As Voyager-1 and Voyager-2 search for the boundary of our sun’s influence they continue to push the boundaries of our exploration envelope. Practically speaking, this quest also pushes the operating skills of the Deep Space Network that tries to keep after the Voyagers. The Canberra Australia antenna (70 m, or 230 ft in diameter) is one of only three transmitting dishes that make up the communication hub of all interplanetary missions. But only Canberra has enough signal strength (20 kW) to track the Voyagers and send basic commands for up to 12 hours every day.
To establish active communication channels, that lag or time component (even back to the 1970’s for receiving hardware) necessarily also involves a great spatial distance. For example, the Voyager command sequence is now measured in the unique quantity of ‘light-hours’. Almost twelve light-hours, for a radio signal travelling at the speed of light (186,000 miles per second), initiates a beep to Voyager from Earth.

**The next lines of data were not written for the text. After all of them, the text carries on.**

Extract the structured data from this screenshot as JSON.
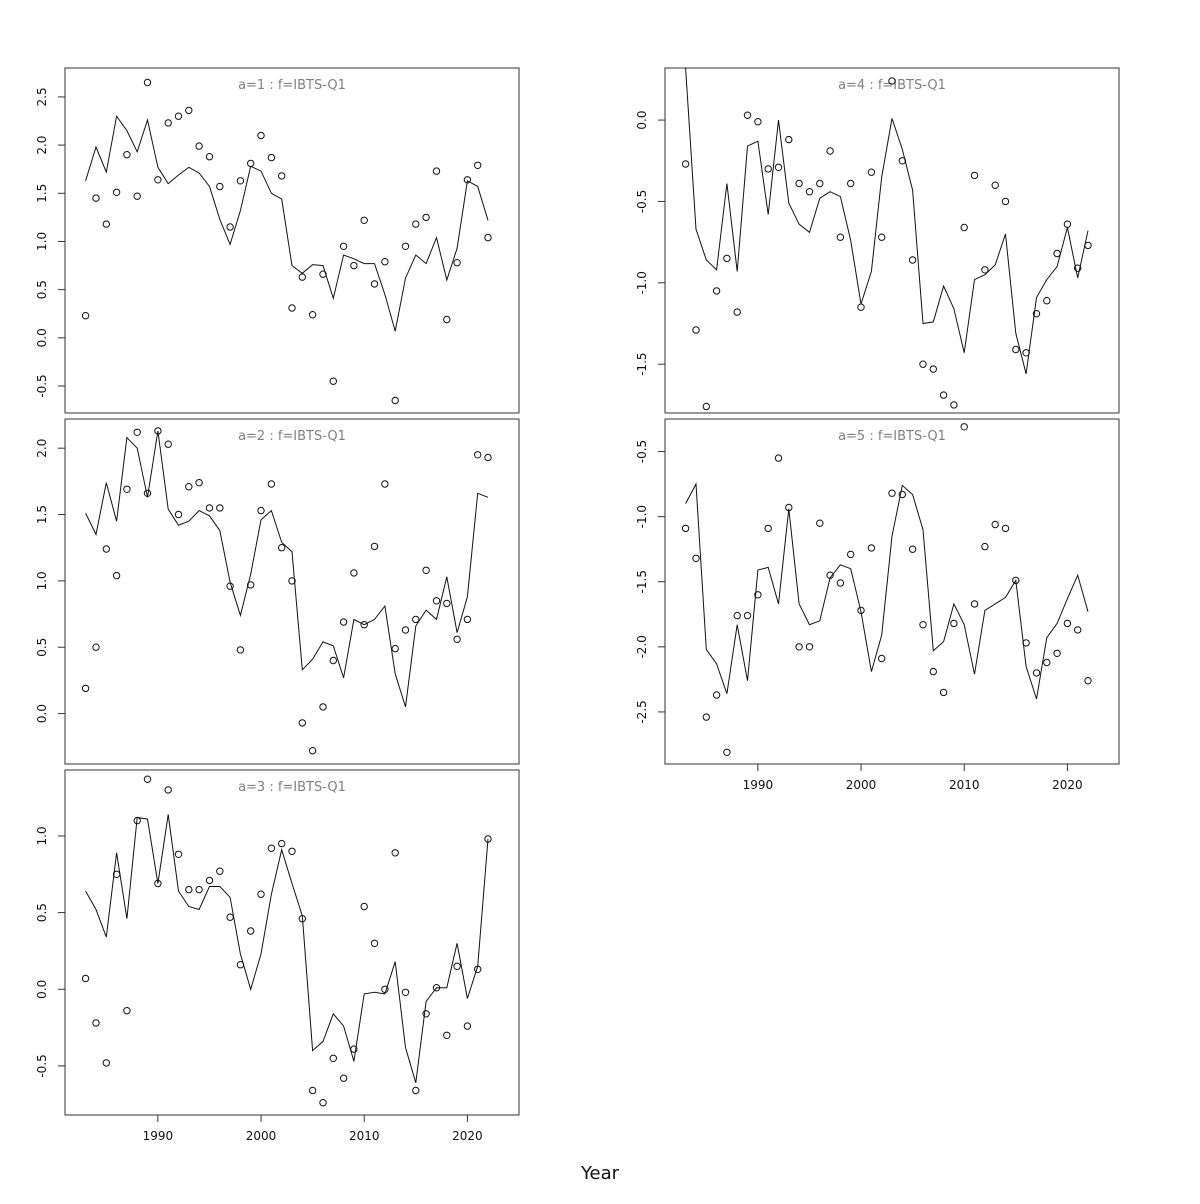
{
  "xlabel": "Year",
  "chart_data": [
    {
      "type": "scatter",
      "title": "a=1 : f=IBTS-Q1",
      "xlim": [
        1981,
        2025
      ],
      "ylim": [
        -0.78,
        2.8
      ],
      "yticks": [
        -0.5,
        0.0,
        0.5,
        1.0,
        1.5,
        2.0,
        2.5
      ],
      "ytick_labels": [
        "-0.5",
        "0.0",
        "0.5",
        "1.0",
        "1.5",
        "2.0",
        "2.5"
      ],
      "xticks": [],
      "xtick_labels": [],
      "series": [
        {
          "kind": "line",
          "x": [
            1983,
            1984,
            1985,
            1986,
            1987,
            1988,
            1989,
            1990,
            1991,
            1992,
            1993,
            1994,
            1995,
            1996,
            1997,
            1998,
            1999,
            2000,
            2001,
            2002,
            2003,
            2004,
            2005,
            2006,
            2007,
            2008,
            2009,
            2010,
            2011,
            2012,
            2013,
            2014,
            2015,
            2016,
            2017,
            2018,
            2019,
            2020,
            2021,
            2022
          ],
          "y": [
            1.63,
            1.98,
            1.72,
            2.3,
            2.15,
            1.93,
            2.26,
            1.77,
            1.6,
            1.69,
            1.77,
            1.71,
            1.57,
            1.23,
            0.97,
            1.32,
            1.78,
            1.73,
            1.5,
            1.44,
            0.75,
            0.67,
            0.76,
            0.75,
            0.41,
            0.86,
            0.82,
            0.77,
            0.77,
            0.45,
            0.07,
            0.62,
            0.86,
            0.77,
            1.04,
            0.6,
            0.93,
            1.63,
            1.57,
            1.22
          ]
        },
        {
          "kind": "points",
          "x": [
            1983,
            1984,
            1985,
            1986,
            1987,
            1988,
            1989,
            1990,
            1991,
            1992,
            1993,
            1994,
            1995,
            1996,
            1997,
            1998,
            1999,
            2000,
            2001,
            2002,
            2003,
            2004,
            2005,
            2006,
            2007,
            2008,
            2009,
            2010,
            2011,
            2012,
            2013,
            2014,
            2015,
            2016,
            2017,
            2018,
            2019,
            2020,
            2021,
            2022
          ],
          "y": [
            0.23,
            1.45,
            1.18,
            1.51,
            1.9,
            1.47,
            2.65,
            1.64,
            2.23,
            2.3,
            2.36,
            1.99,
            1.88,
            1.57,
            1.15,
            1.63,
            1.81,
            2.1,
            1.87,
            1.68,
            0.31,
            0.63,
            0.24,
            0.66,
            -0.45,
            0.95,
            0.75,
            1.22,
            0.56,
            0.79,
            -0.65,
            0.95,
            1.18,
            1.25,
            1.73,
            0.19,
            0.78,
            1.64,
            1.79,
            1.04
          ]
        }
      ]
    },
    {
      "type": "scatter",
      "title": "a=4 : f=IBTS-Q1",
      "xlim": [
        1981,
        2025
      ],
      "ylim": [
        -1.8,
        0.32
      ],
      "yticks": [
        -1.5,
        -1.0,
        -0.5,
        0.0
      ],
      "ytick_labels": [
        "-1.5",
        "-1.0",
        "-0.5",
        "0.0"
      ],
      "xticks": [],
      "xtick_labels": [],
      "series": [
        {
          "kind": "line",
          "x": [
            1983,
            1984,
            1985,
            1986,
            1987,
            1988,
            1989,
            1990,
            1991,
            1992,
            1993,
            1994,
            1995,
            1996,
            1997,
            1998,
            1999,
            2000,
            2001,
            2002,
            2003,
            2004,
            2005,
            2006,
            2007,
            2008,
            2009,
            2010,
            2011,
            2012,
            2013,
            2014,
            2015,
            2016,
            2017,
            2018,
            2019,
            2020,
            2021,
            2022
          ],
          "y": [
            0.32,
            -0.67,
            -0.86,
            -0.92,
            -0.39,
            -0.93,
            -0.16,
            -0.13,
            -0.58,
            0.0,
            -0.51,
            -0.64,
            -0.69,
            -0.48,
            -0.44,
            -0.47,
            -0.74,
            -1.13,
            -0.93,
            -0.35,
            0.01,
            -0.18,
            -0.43,
            -1.25,
            -1.24,
            -1.02,
            -1.16,
            -1.43,
            -0.98,
            -0.95,
            -0.89,
            -0.7,
            -1.31,
            -1.56,
            -1.09,
            -0.98,
            -0.9,
            -0.66,
            -0.97,
            -0.68
          ]
        },
        {
          "kind": "points",
          "x": [
            1983,
            1984,
            1985,
            1986,
            1987,
            1988,
            1989,
            1990,
            1991,
            1992,
            1993,
            1994,
            1995,
            1996,
            1997,
            1998,
            1999,
            2000,
            2001,
            2002,
            2003,
            2004,
            2005,
            2006,
            2007,
            2008,
            2009,
            2010,
            2011,
            2012,
            2013,
            2014,
            2015,
            2016,
            2017,
            2018,
            2019,
            2020,
            2021,
            2022
          ],
          "y": [
            -0.27,
            -1.29,
            -1.76,
            -1.05,
            -0.85,
            -1.18,
            0.03,
            -0.01,
            -0.3,
            -0.29,
            -0.12,
            -0.39,
            -0.44,
            -0.39,
            -0.19,
            -0.72,
            -0.39,
            -1.15,
            -0.32,
            -0.72,
            0.24,
            -0.25,
            -0.86,
            -1.5,
            -1.53,
            -1.69,
            -1.75,
            -0.66,
            -0.34,
            -0.92,
            -0.4,
            -0.5,
            -1.41,
            -1.43,
            -1.19,
            -1.11,
            -0.82,
            -0.64,
            -0.91,
            -0.77
          ]
        }
      ]
    },
    {
      "type": "scatter",
      "title": "a=2 : f=IBTS-Q1",
      "xlim": [
        1981,
        2025
      ],
      "ylim": [
        -0.38,
        2.22
      ],
      "yticks": [
        0.0,
        0.5,
        1.0,
        1.5,
        2.0
      ],
      "ytick_labels": [
        "0.0",
        "0.5",
        "1.0",
        "1.5",
        "2.0"
      ],
      "xticks": [],
      "xtick_labels": [],
      "series": [
        {
          "kind": "line",
          "x": [
            1983,
            1984,
            1985,
            1986,
            1987,
            1988,
            1989,
            1990,
            1991,
            1992,
            1993,
            1994,
            1995,
            1996,
            1997,
            1998,
            1999,
            2000,
            2001,
            2002,
            2003,
            2004,
            2005,
            2006,
            2007,
            2008,
            2009,
            2010,
            2011,
            2012,
            2013,
            2014,
            2015,
            2016,
            2017,
            2018,
            2019,
            2020,
            2021,
            2022
          ],
          "y": [
            1.51,
            1.35,
            1.74,
            1.45,
            2.08,
            2.0,
            1.63,
            2.13,
            1.54,
            1.42,
            1.45,
            1.53,
            1.49,
            1.38,
            0.99,
            0.74,
            1.05,
            1.46,
            1.53,
            1.29,
            1.22,
            0.33,
            0.41,
            0.54,
            0.51,
            0.27,
            0.71,
            0.67,
            0.71,
            0.81,
            0.3,
            0.05,
            0.66,
            0.78,
            0.71,
            1.03,
            0.61,
            0.88,
            1.66,
            1.63
          ]
        },
        {
          "kind": "points",
          "x": [
            1983,
            1984,
            1985,
            1986,
            1987,
            1988,
            1989,
            1990,
            1991,
            1992,
            1993,
            1994,
            1995,
            1996,
            1997,
            1998,
            1999,
            2000,
            2001,
            2002,
            2003,
            2004,
            2005,
            2006,
            2007,
            2008,
            2009,
            2010,
            2011,
            2012,
            2013,
            2014,
            2015,
            2016,
            2017,
            2018,
            2019,
            2020,
            2021,
            2022
          ],
          "y": [
            0.19,
            0.5,
            1.24,
            1.04,
            1.69,
            2.12,
            1.66,
            2.13,
            2.03,
            1.5,
            1.71,
            1.74,
            1.55,
            1.55,
            0.96,
            0.48,
            0.97,
            1.53,
            1.73,
            1.25,
            1.0,
            -0.07,
            -0.28,
            0.05,
            0.4,
            0.69,
            1.06,
            0.67,
            1.26,
            1.73,
            0.49,
            0.63,
            0.71,
            1.08,
            0.85,
            0.83,
            0.56,
            0.71,
            1.95,
            1.93
          ]
        }
      ]
    },
    {
      "type": "scatter",
      "title": "a=5 : f=IBTS-Q1",
      "xlim": [
        1981,
        2025
      ],
      "ylim": [
        -2.9,
        -0.25
      ],
      "yticks": [
        -2.5,
        -2.0,
        -1.5,
        -1.0,
        -0.5
      ],
      "ytick_labels": [
        "-2.5",
        "-2.0",
        "-1.5",
        "-1.0",
        "-0.5"
      ],
      "xticks": [
        1990,
        2000,
        2010,
        2020
      ],
      "xtick_labels": [
        "1990",
        "2000",
        "2010",
        "2020"
      ],
      "series": [
        {
          "kind": "line",
          "x": [
            1983,
            1984,
            1985,
            1986,
            1987,
            1988,
            1989,
            1990,
            1991,
            1992,
            1993,
            1994,
            1995,
            1996,
            1997,
            1998,
            1999,
            2000,
            2001,
            2002,
            2003,
            2004,
            2005,
            2006,
            2007,
            2008,
            2009,
            2010,
            2011,
            2012,
            2013,
            2014,
            2015,
            2016,
            2017,
            2018,
            2019,
            2020,
            2021,
            2022
          ],
          "y": [
            -0.9,
            -0.75,
            -2.02,
            -2.13,
            -2.36,
            -1.83,
            -2.26,
            -1.41,
            -1.39,
            -1.67,
            -0.94,
            -1.67,
            -1.83,
            -1.8,
            -1.47,
            -1.37,
            -1.4,
            -1.73,
            -2.19,
            -1.91,
            -1.15,
            -0.76,
            -0.83,
            -1.1,
            -2.03,
            -1.96,
            -1.67,
            -1.83,
            -2.21,
            -1.72,
            -1.67,
            -1.62,
            -1.49,
            -2.15,
            -2.4,
            -1.93,
            -1.82,
            -1.63,
            -1.45,
            -1.73
          ]
        },
        {
          "kind": "points",
          "x": [
            1983,
            1984,
            1985,
            1986,
            1987,
            1988,
            1989,
            1990,
            1991,
            1992,
            1993,
            1994,
            1995,
            1996,
            1997,
            1998,
            1999,
            2000,
            2001,
            2002,
            2003,
            2004,
            2005,
            2006,
            2007,
            2008,
            2009,
            2010,
            2011,
            2012,
            2013,
            2014,
            2015,
            2016,
            2017,
            2018,
            2019,
            2020,
            2021,
            2022
          ],
          "y": [
            -1.09,
            -1.32,
            -2.54,
            -2.37,
            -2.81,
            -1.76,
            -1.76,
            -1.6,
            -1.09,
            -0.55,
            -0.93,
            -2.0,
            -2.0,
            -1.05,
            -1.45,
            -1.51,
            -1.29,
            -1.72,
            -1.24,
            -2.09,
            -0.82,
            -0.83,
            -1.25,
            -1.83,
            -2.19,
            -2.35,
            -1.82,
            -0.31,
            -1.67,
            -1.23,
            -1.06,
            -1.09,
            -1.49,
            -1.97,
            -2.2,
            -2.12,
            -2.05,
            -1.82,
            -1.87,
            -2.26
          ]
        }
      ]
    },
    {
      "type": "scatter",
      "title": "a=3 : f=IBTS-Q1",
      "xlim": [
        1981,
        2025
      ],
      "ylim": [
        -0.82,
        1.43
      ],
      "yticks": [
        -0.5,
        0.0,
        0.5,
        1.0
      ],
      "ytick_labels": [
        "-0.5",
        "0.0",
        "0.5",
        "1.0"
      ],
      "xticks": [
        1990,
        2000,
        2010,
        2020
      ],
      "xtick_labels": [
        "1990",
        "2000",
        "2010",
        "2020"
      ],
      "series": [
        {
          "kind": "line",
          "x": [
            1983,
            1984,
            1985,
            1986,
            1987,
            1988,
            1989,
            1990,
            1991,
            1992,
            1993,
            1994,
            1995,
            1996,
            1997,
            1998,
            1999,
            2000,
            2001,
            2002,
            2003,
            2004,
            2005,
            2006,
            2007,
            2008,
            2009,
            2010,
            2011,
            2012,
            2013,
            2014,
            2015,
            2016,
            2017,
            2018,
            2019,
            2020,
            2021,
            2022
          ],
          "y": [
            0.64,
            0.52,
            0.34,
            0.89,
            0.46,
            1.12,
            1.11,
            0.69,
            1.14,
            0.64,
            0.54,
            0.52,
            0.67,
            0.67,
            0.6,
            0.23,
            0.0,
            0.23,
            0.62,
            0.91,
            0.69,
            0.48,
            -0.4,
            -0.34,
            -0.16,
            -0.24,
            -0.47,
            -0.03,
            -0.02,
            -0.03,
            0.18,
            -0.38,
            -0.61,
            -0.08,
            0.01,
            0.01,
            0.3,
            -0.06,
            0.15,
            0.98
          ]
        },
        {
          "kind": "points",
          "x": [
            1983,
            1984,
            1985,
            1986,
            1987,
            1988,
            1989,
            1990,
            1991,
            1992,
            1993,
            1994,
            1995,
            1996,
            1997,
            1998,
            1999,
            2000,
            2001,
            2002,
            2003,
            2004,
            2005,
            2006,
            2007,
            2008,
            2009,
            2010,
            2011,
            2012,
            2013,
            2014,
            2015,
            2016,
            2017,
            2018,
            2019,
            2020,
            2021,
            2022
          ],
          "y": [
            0.07,
            -0.22,
            -0.48,
            0.75,
            -0.14,
            1.1,
            1.37,
            0.69,
            1.3,
            0.88,
            0.65,
            0.65,
            0.71,
            0.77,
            0.47,
            0.16,
            0.38,
            0.62,
            0.92,
            0.95,
            0.9,
            0.46,
            -0.66,
            -0.74,
            -0.45,
            -0.58,
            -0.39,
            0.54,
            0.3,
            0.0,
            0.89,
            -0.02,
            -0.66,
            -0.16,
            0.01,
            -0.3,
            0.15,
            -0.24,
            0.13,
            0.98
          ]
        }
      ]
    }
  ]
}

As Byron Yetter, Telecommunications and Mission Services Manager of the Voyager Project, describes the technical challenges, indeed near impossibility, of such 11 ‘light-hour communication’, the analogy is akin to "throwing a baseball across thousands of miles of ocean, and being able to get that baseball to pass through a very small port-hole window of a moving cruise ship."
A command signal sent from one of the Deep Space Network (DSN) antennas, traveling at light-speed towards Voyager-1, actually takes 11 hours and 38 minutes, to reach Voyager-1’s receiver. A command signal going to Voyager 2 takes a little shorter trip. A command transmitted to Voyager 2 only takes 9 hours and 17 minutes to reach Voyager 2’s receiver. Compare this to sending a signal to Mars, a command going to the Global Surveyor spacecraft, in orbit around Mars would only take about 50 times less, or 15 minutes.
What’s Next: To infinity and beyond
When initially launched, the Voyager missions to Jupiter and Saturn were considered mission-capable for around 5-year lives. But after 25 years, there is a good chance that another 25 years for their tour is on-course. Voyager project manager Ed Massey recently concluded: "I don’t think anybody expected we would still be here 25 years later though we probably could go another 25 years."
Assessing their key radio-isotope generators that power the on-board battery, Massey evaluates: "We don’t run out of electrical power until about 2020", or at least for Voyager I, around 43 years towards its lifetime of some communication with its originating star, Sol, and its home planet, the Earth.
Indeed if the Voyager’s ‘message-in-a-bottle’ ever reaches some hard-to-imagine shore, the travels of those tiny crafts will spin up their own golden-oldies. How the tunes of Chuck Berry, Mozart and Bach came to arrive there will make quite a story.